Question 2 True / False
PCA of genome-wide SNP data separates individuals into clusters that correspond to biologically distinct human races.
TTrue
FFalse
Answer: False
PCA of human genetic data does show clustering that correlates with geographic ancestry, but this reflects continuous patterns of genetic variation shaped by migration, drift, and isolation by distance — not discrete biological categories. Most human genetic variation exists within populations rather than between them (Fst between continental groups is only ~0.10-0.15). The clusters in a PCA plot shift depending on which populations are sampled, and intermediate populations fill in the gaps between clusters. Human genetic variation is clinal, not categorical.
Question 3 Short Answer
Explain how genome-wide data enables detection of recent positive selection that single-locus studies would miss.
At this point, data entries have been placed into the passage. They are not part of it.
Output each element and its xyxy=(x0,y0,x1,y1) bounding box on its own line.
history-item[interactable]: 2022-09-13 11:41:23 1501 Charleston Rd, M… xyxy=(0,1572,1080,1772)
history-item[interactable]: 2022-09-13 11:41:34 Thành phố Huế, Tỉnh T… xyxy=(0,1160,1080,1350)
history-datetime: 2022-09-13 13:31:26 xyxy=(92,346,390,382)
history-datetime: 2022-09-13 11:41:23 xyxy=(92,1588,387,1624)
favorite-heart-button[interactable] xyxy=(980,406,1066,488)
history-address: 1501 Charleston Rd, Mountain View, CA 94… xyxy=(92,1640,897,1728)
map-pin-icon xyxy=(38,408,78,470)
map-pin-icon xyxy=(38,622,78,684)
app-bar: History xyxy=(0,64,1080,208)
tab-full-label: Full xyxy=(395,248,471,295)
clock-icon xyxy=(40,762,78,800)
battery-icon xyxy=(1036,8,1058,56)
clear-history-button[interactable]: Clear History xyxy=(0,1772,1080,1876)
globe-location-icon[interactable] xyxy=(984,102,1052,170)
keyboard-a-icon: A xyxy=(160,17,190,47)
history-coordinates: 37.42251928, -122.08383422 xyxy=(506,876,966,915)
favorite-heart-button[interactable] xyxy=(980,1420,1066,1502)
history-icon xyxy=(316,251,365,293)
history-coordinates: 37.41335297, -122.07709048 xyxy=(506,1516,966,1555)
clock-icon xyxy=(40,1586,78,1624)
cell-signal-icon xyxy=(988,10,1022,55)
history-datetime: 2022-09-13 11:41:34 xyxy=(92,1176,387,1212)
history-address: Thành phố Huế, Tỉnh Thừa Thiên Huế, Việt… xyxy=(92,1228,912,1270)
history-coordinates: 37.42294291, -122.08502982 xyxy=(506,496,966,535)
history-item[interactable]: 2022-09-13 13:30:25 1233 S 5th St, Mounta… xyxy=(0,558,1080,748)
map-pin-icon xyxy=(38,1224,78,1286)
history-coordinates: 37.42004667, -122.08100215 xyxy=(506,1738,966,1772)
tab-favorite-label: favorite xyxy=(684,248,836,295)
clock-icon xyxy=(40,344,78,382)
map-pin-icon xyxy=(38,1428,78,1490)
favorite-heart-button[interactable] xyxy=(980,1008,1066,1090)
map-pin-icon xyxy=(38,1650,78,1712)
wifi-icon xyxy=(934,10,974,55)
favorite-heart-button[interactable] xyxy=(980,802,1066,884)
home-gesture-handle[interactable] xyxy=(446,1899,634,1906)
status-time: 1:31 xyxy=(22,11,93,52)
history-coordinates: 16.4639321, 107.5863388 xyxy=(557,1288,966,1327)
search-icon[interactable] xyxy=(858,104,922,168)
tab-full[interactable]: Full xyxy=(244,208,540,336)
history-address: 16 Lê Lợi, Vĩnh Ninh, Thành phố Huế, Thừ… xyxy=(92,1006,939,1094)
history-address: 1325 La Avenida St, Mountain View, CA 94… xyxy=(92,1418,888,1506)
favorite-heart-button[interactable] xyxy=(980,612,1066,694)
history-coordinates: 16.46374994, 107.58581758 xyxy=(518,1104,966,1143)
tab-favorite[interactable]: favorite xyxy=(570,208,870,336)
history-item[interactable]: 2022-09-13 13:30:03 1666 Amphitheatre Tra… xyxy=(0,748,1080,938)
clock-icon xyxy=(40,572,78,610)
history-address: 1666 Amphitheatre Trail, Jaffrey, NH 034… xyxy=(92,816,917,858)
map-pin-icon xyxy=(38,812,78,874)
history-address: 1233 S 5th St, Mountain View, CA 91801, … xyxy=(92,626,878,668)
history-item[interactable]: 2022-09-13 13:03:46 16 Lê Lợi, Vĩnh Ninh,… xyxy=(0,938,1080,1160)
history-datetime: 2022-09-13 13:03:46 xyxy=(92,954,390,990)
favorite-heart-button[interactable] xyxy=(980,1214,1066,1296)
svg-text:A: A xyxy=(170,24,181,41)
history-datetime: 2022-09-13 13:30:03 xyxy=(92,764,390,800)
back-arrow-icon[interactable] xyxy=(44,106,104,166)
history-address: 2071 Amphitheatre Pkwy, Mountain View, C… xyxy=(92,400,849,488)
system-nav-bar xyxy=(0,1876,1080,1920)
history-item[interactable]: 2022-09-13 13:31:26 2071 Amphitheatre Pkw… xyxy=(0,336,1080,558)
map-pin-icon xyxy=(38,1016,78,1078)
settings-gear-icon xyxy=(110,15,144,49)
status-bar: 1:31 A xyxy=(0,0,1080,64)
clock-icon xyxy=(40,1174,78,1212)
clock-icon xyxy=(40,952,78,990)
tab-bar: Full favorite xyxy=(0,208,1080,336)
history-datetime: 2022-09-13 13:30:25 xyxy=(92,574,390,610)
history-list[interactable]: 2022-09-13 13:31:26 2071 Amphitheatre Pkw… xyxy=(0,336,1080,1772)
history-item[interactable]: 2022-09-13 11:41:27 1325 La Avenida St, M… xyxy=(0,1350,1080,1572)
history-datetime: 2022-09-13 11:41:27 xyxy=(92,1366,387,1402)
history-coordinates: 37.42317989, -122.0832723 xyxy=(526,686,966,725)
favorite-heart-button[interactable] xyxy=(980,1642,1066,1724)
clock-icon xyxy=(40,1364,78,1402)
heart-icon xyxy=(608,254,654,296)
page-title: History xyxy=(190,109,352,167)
Think about your answer, then reveal below.
Model answer: Recent positive selection leaves a characteristic genomic signature: a long haplotype of reduced variation surrounding the selected allele (selective sweep), because the favored allele rose in frequency too quickly for recombination to break down its surrounding haplotype. Detecting this requires comparing haplotype lengths across many loci genome-wide to establish the background expectation, then identifying loci with unusually long haplotypes (using tests like iHS or XP-EHH). A single-locus study cannot establish this genome-wide baseline and therefore cannot distinguish a selected locus from a neutral one that happens to have low diversity.
This illustrates the power of the genome-wide approach: the genome itself provides the null distribution. Methods like iHS compare the haplotype homozygosity of the derived allele to the ancestral allele at each SNP, flagging loci where the derived allele sits on an unusually long undisrupted haplotype — the hallmark of a recent sweep.